- Directed by: Jason Woliner
- Written by: Aziz Ansari
- Produced by: Jay Chapman
- Starring: Aziz Ansari
- Edited by: Brenda Carlson Daniel Earley
- Production companies: New Wave Entertainment Comedy Dynamics
- Distributed by: Comedy Central
- Release date: March 20, 2012 (azizansari.com);
- Running time: 61 minutes
- Country: United States
- Language: English

= Dangerously Delicious =

2012 film by Jason Woliner

Dangerously Delicious is a 2012 American stand-up comedy film written by and starring Aziz Ansari. It was filmed in June 2011, at the Warner Theatre in Washington, D.C. during his Dangerously Delicious Tour.

== Synopsis ==
The stand-up material included commentary such as Southern culture, racism, wasting time Googling obscure subjects (such as the box office numbers for Home Alone vs Home Alone 2 and Joe Pesci trivia) and online pornography. He also revisited subjects from his previous stand-up special, Intimate Moments for a Sensual Evening, including sharing stories about his young cousin Harris.

== Release ==
Unlike his previous special, which aired on Comedy Central, Ansari released the special directly on his website for a $5 download. He wrote, "I wanted to release it online because I saw how many people viewed clips from my last special online on sites like YouTube. I also like releasing it myself because there are no commercials, bleeps, or any of that stuff." The download package also included bonus material such as photos, posters for the Dangerously Delicious Tour, a list of places he ate while on the road, and methods to create a unique own DVD cover.

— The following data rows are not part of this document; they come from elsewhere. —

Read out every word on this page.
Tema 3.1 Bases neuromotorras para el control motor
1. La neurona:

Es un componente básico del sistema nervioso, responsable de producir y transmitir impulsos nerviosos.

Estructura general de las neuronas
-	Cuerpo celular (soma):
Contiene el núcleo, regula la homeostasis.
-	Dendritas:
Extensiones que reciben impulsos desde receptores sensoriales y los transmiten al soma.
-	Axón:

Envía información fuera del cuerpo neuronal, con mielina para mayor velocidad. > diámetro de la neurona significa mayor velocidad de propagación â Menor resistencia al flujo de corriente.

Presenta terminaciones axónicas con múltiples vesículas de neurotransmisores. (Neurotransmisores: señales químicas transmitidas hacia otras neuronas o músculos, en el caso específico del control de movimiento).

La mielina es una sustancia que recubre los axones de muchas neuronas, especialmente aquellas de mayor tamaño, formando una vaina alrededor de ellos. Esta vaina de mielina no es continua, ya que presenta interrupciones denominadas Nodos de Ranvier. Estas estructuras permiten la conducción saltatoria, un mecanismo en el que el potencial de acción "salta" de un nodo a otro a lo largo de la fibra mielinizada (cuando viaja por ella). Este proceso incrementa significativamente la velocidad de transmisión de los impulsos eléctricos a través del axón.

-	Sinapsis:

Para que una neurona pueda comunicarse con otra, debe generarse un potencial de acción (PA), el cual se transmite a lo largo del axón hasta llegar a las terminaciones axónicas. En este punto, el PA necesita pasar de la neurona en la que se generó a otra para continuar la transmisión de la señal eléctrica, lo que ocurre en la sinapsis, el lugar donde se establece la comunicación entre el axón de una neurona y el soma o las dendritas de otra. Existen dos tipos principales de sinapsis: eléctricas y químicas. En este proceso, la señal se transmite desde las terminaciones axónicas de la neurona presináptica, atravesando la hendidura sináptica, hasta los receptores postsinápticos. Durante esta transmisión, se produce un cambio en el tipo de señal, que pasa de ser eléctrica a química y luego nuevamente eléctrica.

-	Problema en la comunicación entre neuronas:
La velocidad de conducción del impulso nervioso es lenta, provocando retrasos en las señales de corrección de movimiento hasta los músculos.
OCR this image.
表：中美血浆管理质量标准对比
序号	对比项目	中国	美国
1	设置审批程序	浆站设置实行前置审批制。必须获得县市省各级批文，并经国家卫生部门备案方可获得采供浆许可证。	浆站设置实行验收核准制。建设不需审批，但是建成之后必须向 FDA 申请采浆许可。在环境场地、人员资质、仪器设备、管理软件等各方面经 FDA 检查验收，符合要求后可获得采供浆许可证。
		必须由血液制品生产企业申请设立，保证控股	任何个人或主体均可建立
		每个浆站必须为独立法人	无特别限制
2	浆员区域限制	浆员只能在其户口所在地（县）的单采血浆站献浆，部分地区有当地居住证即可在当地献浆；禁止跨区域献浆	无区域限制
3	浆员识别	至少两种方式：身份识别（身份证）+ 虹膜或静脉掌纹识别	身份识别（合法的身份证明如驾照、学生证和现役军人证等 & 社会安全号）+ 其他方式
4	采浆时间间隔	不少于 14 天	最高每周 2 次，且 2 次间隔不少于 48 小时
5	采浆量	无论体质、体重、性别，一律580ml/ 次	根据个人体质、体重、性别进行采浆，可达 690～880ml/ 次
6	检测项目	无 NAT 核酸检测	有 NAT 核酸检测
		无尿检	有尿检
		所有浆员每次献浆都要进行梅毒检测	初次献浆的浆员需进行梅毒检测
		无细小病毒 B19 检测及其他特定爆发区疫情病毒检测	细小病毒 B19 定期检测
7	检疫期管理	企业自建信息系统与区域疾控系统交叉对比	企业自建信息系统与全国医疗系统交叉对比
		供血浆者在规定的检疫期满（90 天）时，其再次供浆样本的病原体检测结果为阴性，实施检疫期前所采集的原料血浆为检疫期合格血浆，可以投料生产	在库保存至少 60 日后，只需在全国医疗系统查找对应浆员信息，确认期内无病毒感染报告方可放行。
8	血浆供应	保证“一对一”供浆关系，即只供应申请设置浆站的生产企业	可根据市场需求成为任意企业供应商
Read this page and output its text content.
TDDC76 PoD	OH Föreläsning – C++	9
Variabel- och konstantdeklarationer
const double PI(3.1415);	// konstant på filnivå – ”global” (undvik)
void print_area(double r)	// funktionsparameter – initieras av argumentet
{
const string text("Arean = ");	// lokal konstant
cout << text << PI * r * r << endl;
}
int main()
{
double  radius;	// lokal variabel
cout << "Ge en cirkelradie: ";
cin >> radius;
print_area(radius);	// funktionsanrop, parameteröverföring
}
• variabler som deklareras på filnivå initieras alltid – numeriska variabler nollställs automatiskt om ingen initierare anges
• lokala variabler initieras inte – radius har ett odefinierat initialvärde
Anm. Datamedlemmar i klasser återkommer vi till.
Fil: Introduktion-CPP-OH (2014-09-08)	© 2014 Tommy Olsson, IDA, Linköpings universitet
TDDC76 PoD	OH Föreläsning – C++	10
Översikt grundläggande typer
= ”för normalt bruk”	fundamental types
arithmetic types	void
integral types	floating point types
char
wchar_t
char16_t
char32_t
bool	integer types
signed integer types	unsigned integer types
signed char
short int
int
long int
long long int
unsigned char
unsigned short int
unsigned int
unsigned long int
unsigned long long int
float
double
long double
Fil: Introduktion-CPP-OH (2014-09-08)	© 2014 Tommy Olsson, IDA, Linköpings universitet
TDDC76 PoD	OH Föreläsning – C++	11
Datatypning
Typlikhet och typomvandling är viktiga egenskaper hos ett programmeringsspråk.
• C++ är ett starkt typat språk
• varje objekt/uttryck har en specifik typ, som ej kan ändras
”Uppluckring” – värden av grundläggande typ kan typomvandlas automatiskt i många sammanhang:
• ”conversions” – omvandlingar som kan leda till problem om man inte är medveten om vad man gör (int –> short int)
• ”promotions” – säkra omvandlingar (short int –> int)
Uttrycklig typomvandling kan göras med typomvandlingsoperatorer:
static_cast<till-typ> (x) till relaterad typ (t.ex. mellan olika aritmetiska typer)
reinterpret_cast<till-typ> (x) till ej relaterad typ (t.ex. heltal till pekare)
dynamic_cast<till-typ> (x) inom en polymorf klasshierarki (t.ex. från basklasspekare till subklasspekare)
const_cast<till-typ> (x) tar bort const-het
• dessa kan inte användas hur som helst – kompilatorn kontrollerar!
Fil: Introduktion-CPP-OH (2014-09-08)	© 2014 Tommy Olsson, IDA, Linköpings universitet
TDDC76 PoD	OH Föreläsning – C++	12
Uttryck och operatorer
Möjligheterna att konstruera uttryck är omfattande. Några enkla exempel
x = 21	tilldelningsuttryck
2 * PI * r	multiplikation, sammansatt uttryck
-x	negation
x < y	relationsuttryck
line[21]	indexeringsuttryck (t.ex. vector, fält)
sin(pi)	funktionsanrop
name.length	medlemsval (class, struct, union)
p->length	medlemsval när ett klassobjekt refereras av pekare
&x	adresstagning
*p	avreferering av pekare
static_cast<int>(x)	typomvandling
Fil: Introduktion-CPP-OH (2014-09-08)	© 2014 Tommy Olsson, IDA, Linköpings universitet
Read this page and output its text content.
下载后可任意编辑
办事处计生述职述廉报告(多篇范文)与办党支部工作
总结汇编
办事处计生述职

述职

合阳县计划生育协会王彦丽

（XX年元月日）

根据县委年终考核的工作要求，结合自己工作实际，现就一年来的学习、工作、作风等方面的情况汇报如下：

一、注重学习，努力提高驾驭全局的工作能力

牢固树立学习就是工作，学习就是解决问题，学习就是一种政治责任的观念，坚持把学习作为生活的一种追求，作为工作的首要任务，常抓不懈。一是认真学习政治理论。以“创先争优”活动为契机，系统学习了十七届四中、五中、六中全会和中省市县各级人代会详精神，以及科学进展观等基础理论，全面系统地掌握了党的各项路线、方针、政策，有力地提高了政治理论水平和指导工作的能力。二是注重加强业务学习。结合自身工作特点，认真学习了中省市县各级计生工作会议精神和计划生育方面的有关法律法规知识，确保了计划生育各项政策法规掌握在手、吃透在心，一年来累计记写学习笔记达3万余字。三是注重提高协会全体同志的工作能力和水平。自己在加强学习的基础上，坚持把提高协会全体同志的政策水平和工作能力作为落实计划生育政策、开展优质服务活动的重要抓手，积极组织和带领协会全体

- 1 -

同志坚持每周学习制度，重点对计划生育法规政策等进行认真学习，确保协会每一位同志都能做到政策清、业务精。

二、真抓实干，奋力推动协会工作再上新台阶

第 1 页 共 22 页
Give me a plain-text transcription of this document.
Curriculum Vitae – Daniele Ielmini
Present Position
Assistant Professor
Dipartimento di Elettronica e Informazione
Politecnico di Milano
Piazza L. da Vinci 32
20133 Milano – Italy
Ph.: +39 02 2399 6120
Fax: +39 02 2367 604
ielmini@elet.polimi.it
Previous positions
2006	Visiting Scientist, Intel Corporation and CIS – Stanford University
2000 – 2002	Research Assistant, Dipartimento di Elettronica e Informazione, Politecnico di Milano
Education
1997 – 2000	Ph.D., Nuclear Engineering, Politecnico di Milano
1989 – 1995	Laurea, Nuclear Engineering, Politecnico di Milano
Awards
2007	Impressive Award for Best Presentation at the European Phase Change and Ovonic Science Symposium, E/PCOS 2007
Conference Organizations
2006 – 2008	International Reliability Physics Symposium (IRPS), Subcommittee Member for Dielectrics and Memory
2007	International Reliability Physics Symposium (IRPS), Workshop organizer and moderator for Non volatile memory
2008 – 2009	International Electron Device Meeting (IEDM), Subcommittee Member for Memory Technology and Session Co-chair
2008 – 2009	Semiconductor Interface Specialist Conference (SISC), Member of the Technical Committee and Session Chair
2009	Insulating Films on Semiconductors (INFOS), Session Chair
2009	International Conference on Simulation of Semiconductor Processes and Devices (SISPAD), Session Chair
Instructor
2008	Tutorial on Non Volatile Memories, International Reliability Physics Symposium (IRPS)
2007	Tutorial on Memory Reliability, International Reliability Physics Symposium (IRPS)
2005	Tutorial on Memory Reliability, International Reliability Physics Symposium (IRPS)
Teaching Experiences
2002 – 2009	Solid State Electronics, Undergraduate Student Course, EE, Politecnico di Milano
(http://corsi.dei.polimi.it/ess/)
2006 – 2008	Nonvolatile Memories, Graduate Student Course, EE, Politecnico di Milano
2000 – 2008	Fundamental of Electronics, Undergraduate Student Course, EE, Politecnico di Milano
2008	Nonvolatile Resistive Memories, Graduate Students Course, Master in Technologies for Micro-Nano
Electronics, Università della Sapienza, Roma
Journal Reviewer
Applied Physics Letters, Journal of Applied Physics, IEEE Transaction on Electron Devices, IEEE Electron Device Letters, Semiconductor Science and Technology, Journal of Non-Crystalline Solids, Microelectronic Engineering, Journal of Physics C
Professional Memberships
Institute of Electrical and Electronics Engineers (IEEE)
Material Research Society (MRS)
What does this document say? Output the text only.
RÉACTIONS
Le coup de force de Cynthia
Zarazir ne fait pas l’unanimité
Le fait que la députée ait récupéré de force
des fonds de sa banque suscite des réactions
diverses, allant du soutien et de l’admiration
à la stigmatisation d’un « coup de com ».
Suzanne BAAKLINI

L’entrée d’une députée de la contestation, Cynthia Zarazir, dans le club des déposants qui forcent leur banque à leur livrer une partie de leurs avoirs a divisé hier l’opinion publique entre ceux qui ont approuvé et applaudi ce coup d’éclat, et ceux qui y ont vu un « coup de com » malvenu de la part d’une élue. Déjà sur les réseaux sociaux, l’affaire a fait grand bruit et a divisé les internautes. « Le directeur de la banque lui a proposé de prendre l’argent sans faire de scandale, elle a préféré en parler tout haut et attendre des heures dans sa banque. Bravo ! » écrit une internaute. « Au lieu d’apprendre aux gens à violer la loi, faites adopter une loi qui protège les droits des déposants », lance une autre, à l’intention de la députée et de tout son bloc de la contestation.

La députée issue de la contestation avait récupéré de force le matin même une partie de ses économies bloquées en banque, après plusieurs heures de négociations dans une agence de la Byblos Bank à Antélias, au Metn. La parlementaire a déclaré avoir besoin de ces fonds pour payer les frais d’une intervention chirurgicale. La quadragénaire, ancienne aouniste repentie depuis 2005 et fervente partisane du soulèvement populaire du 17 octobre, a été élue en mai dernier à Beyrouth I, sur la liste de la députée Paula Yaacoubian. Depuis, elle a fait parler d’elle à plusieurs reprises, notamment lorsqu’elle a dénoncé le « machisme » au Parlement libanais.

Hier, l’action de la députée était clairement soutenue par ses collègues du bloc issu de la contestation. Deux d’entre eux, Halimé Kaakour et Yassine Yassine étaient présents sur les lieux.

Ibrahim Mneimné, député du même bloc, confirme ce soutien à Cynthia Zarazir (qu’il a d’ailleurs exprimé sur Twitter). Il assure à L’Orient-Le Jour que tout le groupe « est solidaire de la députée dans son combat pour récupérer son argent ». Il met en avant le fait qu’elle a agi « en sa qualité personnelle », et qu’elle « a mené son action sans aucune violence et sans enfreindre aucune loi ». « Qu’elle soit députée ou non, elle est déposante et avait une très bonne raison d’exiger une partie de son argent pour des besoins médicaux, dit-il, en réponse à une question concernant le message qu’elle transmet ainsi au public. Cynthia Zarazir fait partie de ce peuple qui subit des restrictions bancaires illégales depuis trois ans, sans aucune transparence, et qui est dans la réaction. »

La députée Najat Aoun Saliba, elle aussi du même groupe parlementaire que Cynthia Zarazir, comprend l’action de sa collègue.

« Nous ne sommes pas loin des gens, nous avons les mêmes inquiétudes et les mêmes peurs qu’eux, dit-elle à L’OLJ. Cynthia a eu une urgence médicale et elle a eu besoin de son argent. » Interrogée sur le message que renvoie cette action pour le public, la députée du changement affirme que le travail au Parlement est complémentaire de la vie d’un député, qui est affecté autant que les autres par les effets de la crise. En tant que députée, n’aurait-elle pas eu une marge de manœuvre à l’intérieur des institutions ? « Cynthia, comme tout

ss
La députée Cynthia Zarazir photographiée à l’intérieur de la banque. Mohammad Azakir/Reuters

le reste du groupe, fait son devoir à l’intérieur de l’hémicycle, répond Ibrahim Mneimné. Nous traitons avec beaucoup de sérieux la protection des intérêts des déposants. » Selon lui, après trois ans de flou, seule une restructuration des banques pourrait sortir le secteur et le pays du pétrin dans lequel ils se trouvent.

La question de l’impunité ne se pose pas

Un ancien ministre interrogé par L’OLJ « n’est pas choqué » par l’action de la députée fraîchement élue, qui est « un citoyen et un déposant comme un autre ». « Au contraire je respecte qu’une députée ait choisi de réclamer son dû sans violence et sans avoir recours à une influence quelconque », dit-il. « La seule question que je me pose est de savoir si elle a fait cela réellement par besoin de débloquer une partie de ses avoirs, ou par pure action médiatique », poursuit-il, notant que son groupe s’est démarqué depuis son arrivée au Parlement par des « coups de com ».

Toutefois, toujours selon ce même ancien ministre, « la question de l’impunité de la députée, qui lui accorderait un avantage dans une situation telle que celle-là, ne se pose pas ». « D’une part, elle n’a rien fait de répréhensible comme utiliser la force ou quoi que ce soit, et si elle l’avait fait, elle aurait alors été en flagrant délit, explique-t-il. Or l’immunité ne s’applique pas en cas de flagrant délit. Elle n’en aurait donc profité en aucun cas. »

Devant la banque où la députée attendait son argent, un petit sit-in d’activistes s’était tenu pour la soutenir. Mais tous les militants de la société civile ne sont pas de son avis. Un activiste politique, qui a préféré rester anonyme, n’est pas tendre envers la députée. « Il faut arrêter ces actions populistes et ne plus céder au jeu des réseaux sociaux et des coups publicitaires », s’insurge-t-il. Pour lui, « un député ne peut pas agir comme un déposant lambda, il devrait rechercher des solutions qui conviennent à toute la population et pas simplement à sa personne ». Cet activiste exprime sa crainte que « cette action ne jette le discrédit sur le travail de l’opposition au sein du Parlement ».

Nathan Rabin of The A.V. Club commented: "It’s a testament to Ansari’s exploding popularity that, like Louis C.K. and Jim Gaffigan before him, he’s able to cut out once-powerful middlemen like Comedy Central and HBO and release his latest special directly to fans through his website."

== Reception ==

Dangerously Delicious was well received by critics. Maureen Ryan of The Huffington Post praised Ansari's energetic delivery, writing, "Though Ansari takes on common standup topics — travel, fame, women, etc. — there's a freshness and winning curiosity to his approach: He's honestly amused or annoyed by the things that he's talking about. He's never less than fully engaged by the goofy experiences he's describing, and that keeps the special humming with energy." A reviewer for the comedy website Laugh Button called the special "hilarious" and "another step in the right direction for the comedian as he continues to refine and improve the brand that is Aziz Ansari."

In his review for The A.V. Club, Rabin writes of Ansari's increasing prominence as the comedic voice of his generation.